Bien que ce coupé ne puisse être considéré comme un modèle sportif, il prouve néanmoins sa capacité à réaliser sur ce terrain des moyennes de haut niveau. Onctueux à souhait, le moteur offre une puissance toujours disponible et l'énorme couple de 530 Nm requiert quelque circonspection en sortie de virage… Tout ceci dans un silence impressionnant, qu'habite seul le chant discret du V12 et les rugissements feutrés de ses montées en régime. Même dans des conditions de conduite sportive, le confort reste excellent grâce à la suspension pneumatique — seul le maintien latéral n'est pas à la hauteur.
La boîte automatique à cinq rapports est un régal, de même que sa commande manuelle par impulsion : il suffit de pousser légèrement le sélecteur vers la gauche ou la droite pour descendre ou monter les vitesses. Le levier tombe parfaitement sous la main et sa réactivité instantanée autorise des passages de vitesses ultra rapides.
Dans les vifs enchaînements de virages serrés, la tenue de route avoue naturellement ses limites, bien que la suspension active ABC soit réglée en conduite " sport " — les deux positions, sport ou confort, sont sélectionnées par une touche placée sur la console centrale. Entre l'efficacité du comportement et les impératifs de confort, Mercedes ne pouvait qu'arbitrer en faveur de ce dernier. Surtout, la voiture révèle une grande inertie aisément imputable à ses deux tonnes… Les lois de la physique sont incontournables et le poids du moteur apparaît bien présent sur le train avant. Mais il ne faut pas demander à cette bourgeoise à hautes performances ce pour quoi elle n'a pas été conçue. Souverain sur autoroute, ce luxueux salon trouve son royaume dans les voyages au long cours, où il avale le bitume à 250 km/h (hors de France bien entendu !) dans des conditions de confort et de sécurité exceptionnelles.
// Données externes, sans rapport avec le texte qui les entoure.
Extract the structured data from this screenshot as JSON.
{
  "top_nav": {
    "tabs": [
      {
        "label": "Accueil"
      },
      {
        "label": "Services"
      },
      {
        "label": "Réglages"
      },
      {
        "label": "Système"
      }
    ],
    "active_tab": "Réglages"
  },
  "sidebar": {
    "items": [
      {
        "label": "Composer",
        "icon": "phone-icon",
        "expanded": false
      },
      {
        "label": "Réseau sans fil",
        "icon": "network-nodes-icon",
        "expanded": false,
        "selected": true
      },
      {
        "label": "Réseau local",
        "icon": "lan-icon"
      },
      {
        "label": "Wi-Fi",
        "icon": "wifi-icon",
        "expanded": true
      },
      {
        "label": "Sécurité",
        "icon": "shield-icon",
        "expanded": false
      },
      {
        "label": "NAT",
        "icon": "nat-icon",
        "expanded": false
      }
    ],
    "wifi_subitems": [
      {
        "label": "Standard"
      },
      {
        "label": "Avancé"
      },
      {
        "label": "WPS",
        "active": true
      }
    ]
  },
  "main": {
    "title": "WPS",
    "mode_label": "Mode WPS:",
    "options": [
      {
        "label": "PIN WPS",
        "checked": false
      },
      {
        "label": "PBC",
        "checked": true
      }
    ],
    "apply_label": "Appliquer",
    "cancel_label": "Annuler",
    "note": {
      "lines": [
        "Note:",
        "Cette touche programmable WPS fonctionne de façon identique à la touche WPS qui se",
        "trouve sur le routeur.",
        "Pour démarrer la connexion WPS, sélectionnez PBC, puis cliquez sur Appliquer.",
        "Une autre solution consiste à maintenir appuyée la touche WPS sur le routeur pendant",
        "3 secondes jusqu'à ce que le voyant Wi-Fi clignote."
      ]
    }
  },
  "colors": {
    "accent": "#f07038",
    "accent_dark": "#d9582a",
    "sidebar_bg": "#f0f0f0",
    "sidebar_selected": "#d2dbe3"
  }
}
Avec le coupé CL, Mercedes vise une part du marché mondial des coupés de prestige évaluée à 30%, soit une diffusion prévisionnelle de 50 000 exemplaires sur toute la durée de vie du modèle. En 2000, 9000 voitures environ ont été produites, dont un contingent de 150 pour le marché français. Proposé en trois versions — 500, 600 et 55 AMG —, le coupé CL est commercialisé à partir de 682 000 francs. La perfection a son prix…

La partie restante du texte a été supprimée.